Hm, are you sure this is not a network/switch/disk/something like that problem?
Also, precisely because you have such a large index I'd avoid optimizing the 
index and then replicating it.  My wild guess is that simply rsyncing this much 
data over the network kills your machines.  Have you tried manually doing the 
rsync and watching the machine/switches/NICs/disks to see what's going on?  
That's what I'd do.


Otis
--
Sematext -- http://sematext.com/ -- Lucene - Solr - Nutch



----- Original Message ----
> From: Kyle Lau <k...@biz360.com>
> To: solr-user@lucene.apache.org
> Sent: Friday, May 22, 2009 7:54:53 PM
> Subject: solr machine freeze up during first replication after optimization
> 
> Hi all,
> 
> We recently started running into this solr slave server freeze up problem.

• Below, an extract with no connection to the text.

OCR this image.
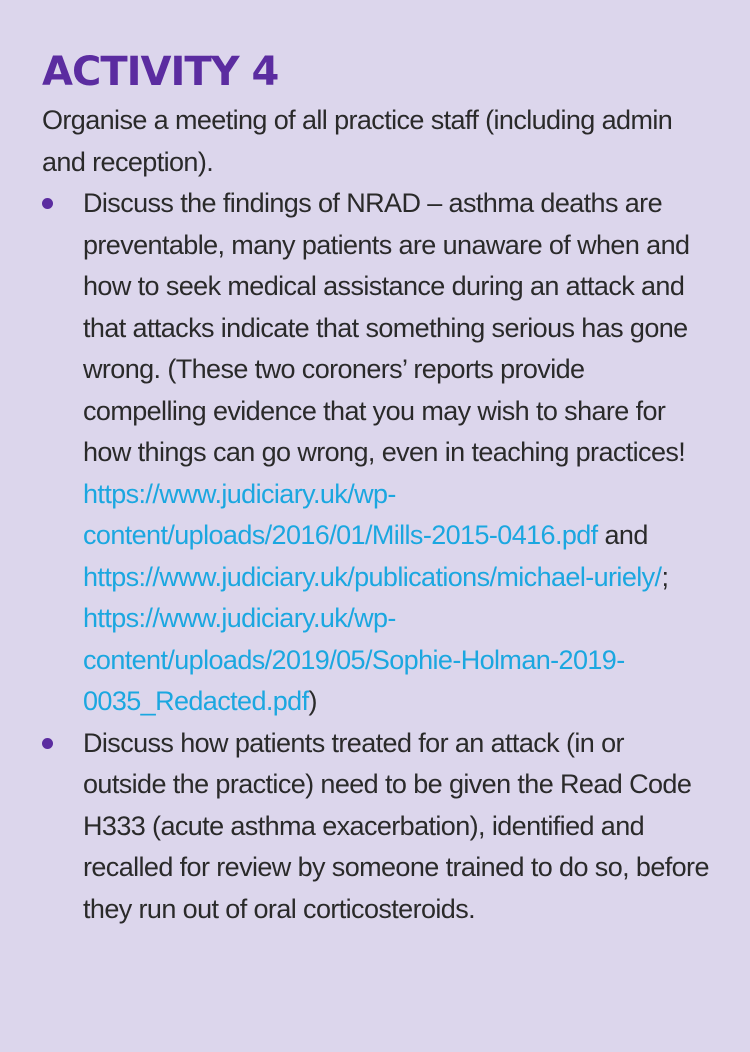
ACTIVITY 4

Organise a meeting of all practice staff (including admin and reception).

Discuss the findings of NRAD – asthma deaths are preventable, many patients are unaware of when and how to seek medical assistance during an attack and that attacks indicate that something serious has gone wrong. (These two coroners’ reports provide compelling evidence that you may wish to share for how things can go wrong, even in teaching practices! https://www.judiciary.uk/wp-content/uploads/2016/01/Mills-2015-0416.pdf and https://www.judiciary.uk/publications/michael-uriely/; https://www.judiciary.uk/wp-content/uploads/2019/05/Sophie-Holman-2019-0035_Redacted.pdf)
Discuss how patients treated for an attack (in or outside the practice) need to be given the Read Code H333 (acute asthma exacerbation), identified and recalled for review by someone trained to do so, before they run out of oral corticosteroids.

> After looking into the logs and the timing of such occurrences, it seems
> that the problem always follows the first replication after an
> optimization.  Once the server freezes up, we are unable to ssh into it, but
> ping still returns fine.  The only way to recover is by rebooting the
> machine.
> 
> In our replication setup, the masters are optimized nightly because we have
> a fairly large index (~60GB per master) and are adding millions of documents
> everyday.  After the optimization, a snapshot happens automatically.  When
> replication kicks in, the corresonding slave server will retrieve the
> snapshot using rsync.
> 
> Here is the snappuller.log capturing one of the failed pull and one
> successful pull before and after it:
> 
> 2009/05/21 22:55:01 started by biz360
> 2009/05/21 22:55:01 command: /mnt/solr/bin/snappuller ...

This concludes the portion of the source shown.